Objective: Immunoexpression analysis of p53 and p21 in congenital cholesteatoma with assessing their exact localization in cholesteatoma layers and the level of expression. P53 and p21 are apoptosis-related molecules that regulate cell cycle. These markers have been not completely evaluated in congenital cholesteatoma, and the role of apoptosis in congenital cholesteatoma is also not completely understood.
Methods: Congenital cholesteatoma samples, a study group (n = 13) and normal auditory meatal skin, a control group (n = 12) from patients who underwent surgery for cholesteatoma were included in the study. Acquired cholesteatoma samples were used as a comparable group (n = 12). Tissue sections were investigated with the immunohistochemistry technique based on binding of biotinylated secondary antibody with the enzyme-labeled streptavidin with using appropriate primary antibodies. Cells with immunoexpression of analyzed antigens: p53 and p21 were defined as antigen positive. In each section, cells were counted, and the percentage of positive cells was determined. The level of significance was set at p < 0.05.

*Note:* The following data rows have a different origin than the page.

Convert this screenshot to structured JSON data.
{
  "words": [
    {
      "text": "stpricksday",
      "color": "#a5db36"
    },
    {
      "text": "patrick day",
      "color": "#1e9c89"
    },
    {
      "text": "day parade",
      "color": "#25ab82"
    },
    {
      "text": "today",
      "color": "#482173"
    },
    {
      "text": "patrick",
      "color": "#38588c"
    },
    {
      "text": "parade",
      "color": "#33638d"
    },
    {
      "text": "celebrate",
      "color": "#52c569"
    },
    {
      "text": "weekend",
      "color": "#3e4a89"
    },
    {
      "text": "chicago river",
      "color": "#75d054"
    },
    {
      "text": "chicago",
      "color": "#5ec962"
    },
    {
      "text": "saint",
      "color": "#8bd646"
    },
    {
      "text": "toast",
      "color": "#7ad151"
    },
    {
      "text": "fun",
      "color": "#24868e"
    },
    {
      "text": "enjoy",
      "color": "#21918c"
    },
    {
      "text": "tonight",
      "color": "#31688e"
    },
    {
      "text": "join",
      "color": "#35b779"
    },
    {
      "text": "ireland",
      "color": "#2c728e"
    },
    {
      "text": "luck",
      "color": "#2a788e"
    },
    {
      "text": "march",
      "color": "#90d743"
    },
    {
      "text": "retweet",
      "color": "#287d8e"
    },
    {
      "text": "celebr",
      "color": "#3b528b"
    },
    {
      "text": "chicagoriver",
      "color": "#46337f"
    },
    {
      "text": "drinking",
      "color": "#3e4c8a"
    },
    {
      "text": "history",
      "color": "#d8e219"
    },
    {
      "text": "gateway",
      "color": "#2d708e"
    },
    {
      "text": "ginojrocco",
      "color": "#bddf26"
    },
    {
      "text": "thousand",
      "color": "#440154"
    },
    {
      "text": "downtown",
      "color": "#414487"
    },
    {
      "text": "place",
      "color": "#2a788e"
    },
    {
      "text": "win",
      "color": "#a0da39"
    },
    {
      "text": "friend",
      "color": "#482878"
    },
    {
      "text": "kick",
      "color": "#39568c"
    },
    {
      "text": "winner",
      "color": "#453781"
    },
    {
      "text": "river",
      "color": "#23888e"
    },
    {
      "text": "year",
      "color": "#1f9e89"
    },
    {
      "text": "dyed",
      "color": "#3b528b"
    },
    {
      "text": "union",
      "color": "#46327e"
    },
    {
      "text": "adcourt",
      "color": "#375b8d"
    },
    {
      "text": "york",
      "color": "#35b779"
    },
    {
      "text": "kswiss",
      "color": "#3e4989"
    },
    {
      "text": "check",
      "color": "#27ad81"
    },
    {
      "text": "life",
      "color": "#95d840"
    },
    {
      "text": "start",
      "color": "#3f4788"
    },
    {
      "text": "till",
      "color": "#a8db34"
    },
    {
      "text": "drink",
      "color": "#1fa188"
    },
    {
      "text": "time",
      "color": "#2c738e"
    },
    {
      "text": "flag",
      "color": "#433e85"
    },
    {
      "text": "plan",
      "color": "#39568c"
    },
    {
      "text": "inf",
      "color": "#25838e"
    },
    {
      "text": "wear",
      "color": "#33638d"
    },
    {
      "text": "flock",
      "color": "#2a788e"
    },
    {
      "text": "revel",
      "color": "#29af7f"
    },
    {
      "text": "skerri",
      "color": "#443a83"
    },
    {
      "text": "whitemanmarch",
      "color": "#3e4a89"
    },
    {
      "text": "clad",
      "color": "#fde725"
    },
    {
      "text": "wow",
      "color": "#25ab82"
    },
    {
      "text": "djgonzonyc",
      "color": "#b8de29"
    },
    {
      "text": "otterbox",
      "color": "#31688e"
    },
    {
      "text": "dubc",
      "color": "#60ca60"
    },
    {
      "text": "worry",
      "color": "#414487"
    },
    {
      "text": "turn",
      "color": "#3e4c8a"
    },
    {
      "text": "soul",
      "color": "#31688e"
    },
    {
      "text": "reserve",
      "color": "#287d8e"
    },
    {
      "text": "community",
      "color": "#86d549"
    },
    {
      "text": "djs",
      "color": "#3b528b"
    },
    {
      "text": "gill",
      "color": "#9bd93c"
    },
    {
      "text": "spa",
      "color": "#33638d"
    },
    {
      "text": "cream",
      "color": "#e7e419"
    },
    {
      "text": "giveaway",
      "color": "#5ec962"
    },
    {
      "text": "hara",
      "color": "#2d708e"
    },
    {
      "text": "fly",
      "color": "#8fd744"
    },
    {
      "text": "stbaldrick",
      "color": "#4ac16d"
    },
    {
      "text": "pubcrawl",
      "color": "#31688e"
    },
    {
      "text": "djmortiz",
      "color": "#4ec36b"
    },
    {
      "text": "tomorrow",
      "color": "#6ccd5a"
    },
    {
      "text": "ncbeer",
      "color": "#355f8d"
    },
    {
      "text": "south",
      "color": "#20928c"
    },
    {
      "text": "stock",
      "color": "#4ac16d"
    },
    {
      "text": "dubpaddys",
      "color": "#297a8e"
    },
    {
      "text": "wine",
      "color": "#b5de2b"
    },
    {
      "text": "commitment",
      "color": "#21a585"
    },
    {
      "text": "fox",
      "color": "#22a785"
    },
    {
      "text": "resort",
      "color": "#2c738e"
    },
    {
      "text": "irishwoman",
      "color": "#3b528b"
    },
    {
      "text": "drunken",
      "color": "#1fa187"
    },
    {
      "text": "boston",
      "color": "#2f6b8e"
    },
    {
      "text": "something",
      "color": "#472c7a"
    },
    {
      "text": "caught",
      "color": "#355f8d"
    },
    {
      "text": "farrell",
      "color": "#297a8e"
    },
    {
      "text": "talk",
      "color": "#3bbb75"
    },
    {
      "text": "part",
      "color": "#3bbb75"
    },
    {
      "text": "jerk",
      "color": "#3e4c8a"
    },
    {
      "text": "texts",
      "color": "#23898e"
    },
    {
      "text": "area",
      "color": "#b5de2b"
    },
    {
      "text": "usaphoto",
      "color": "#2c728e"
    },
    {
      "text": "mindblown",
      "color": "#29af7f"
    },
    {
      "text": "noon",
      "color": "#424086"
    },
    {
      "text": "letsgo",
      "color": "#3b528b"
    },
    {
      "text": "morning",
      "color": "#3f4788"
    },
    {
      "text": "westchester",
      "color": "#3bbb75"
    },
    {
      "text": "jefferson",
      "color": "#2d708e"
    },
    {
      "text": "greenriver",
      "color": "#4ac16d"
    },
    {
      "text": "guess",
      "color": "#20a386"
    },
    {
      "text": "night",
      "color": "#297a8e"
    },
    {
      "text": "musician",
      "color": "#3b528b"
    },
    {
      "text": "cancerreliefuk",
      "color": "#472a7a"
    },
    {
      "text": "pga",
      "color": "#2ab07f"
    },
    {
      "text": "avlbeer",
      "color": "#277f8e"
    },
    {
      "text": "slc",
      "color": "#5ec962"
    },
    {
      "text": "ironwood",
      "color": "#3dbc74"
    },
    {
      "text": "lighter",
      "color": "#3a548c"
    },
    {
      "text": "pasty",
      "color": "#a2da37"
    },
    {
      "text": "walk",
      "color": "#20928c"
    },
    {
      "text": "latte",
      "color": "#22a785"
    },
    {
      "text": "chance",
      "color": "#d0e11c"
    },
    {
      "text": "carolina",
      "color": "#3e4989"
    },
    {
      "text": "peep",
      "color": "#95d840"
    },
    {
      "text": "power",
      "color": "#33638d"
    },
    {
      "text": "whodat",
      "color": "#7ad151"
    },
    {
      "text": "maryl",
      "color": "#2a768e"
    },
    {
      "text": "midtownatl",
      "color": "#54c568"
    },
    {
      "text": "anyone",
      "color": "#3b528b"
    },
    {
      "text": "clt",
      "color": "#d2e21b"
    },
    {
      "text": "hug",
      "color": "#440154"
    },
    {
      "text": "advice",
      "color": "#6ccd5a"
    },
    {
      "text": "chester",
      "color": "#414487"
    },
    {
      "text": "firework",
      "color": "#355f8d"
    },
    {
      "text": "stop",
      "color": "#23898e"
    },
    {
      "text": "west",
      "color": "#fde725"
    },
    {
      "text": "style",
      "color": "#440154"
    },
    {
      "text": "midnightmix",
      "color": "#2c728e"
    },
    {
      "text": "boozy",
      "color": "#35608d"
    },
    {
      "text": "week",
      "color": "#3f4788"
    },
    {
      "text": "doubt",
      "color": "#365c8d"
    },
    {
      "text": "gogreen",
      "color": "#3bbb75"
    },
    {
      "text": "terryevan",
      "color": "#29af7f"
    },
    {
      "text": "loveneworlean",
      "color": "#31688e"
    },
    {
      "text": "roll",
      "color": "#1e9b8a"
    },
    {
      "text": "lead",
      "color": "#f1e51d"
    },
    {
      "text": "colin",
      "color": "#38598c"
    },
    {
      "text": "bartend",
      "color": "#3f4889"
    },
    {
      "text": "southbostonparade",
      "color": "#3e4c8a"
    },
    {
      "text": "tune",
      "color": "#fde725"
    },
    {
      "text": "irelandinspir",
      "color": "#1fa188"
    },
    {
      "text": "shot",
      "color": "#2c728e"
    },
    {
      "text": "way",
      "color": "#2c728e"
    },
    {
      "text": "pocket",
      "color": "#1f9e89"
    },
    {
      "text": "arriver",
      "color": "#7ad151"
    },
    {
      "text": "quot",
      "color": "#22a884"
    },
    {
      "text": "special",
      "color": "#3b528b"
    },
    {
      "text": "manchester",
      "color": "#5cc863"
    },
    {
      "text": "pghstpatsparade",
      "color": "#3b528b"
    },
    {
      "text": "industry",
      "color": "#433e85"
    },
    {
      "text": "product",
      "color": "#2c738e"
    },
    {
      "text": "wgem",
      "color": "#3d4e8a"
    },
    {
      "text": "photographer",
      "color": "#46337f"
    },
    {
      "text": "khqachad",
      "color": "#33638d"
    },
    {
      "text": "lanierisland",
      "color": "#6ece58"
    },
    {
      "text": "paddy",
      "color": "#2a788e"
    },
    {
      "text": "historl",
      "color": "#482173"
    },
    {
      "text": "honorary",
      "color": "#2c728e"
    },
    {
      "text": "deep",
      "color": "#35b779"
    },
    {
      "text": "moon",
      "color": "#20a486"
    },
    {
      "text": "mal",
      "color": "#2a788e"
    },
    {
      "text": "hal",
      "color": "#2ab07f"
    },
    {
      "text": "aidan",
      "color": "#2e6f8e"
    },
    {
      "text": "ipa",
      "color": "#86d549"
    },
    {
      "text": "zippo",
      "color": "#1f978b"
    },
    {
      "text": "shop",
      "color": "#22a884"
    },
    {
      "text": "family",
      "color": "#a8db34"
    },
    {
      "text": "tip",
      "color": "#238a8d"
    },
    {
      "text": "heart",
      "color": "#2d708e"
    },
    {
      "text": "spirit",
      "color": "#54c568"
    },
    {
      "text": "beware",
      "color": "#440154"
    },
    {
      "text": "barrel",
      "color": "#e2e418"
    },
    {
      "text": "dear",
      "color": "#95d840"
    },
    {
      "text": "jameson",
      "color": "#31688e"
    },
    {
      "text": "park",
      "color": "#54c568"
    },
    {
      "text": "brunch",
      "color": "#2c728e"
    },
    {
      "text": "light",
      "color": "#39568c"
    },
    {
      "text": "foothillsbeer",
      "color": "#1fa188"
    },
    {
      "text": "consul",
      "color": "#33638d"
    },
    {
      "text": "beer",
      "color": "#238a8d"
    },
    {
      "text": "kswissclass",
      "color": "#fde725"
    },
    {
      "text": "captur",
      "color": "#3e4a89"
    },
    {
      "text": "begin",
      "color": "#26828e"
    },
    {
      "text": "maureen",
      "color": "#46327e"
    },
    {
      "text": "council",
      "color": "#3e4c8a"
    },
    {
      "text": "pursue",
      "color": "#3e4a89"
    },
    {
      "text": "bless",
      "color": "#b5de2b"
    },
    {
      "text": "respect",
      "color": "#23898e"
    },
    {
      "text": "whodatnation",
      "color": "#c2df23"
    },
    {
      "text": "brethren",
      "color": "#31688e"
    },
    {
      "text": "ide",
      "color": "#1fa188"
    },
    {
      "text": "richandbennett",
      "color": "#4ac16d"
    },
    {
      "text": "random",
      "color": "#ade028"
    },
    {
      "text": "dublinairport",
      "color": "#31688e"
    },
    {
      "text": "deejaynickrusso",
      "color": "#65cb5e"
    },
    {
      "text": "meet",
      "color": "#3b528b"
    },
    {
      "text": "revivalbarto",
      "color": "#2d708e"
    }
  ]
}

Results: The mean percentage of p21-positive was statistically significant higher in congenital cholesteatoma than in the control group (p < 0.05). There was no meaningful difference between congenital and acquired cholesteatoma with respect to p21 expression. There was significant difference between congenital and acquired cholesteatoma regarding p53.
Conclusion: Up-regulation of p21 protein is expected to play a significant role in CC development. Apoptosis is an important process in the pathogenesis of congenital cholesteatoma. It seems reasonable to perform studies on apoptosis in congenital cholesteatoma in the prospective way taking into consideration more specimens.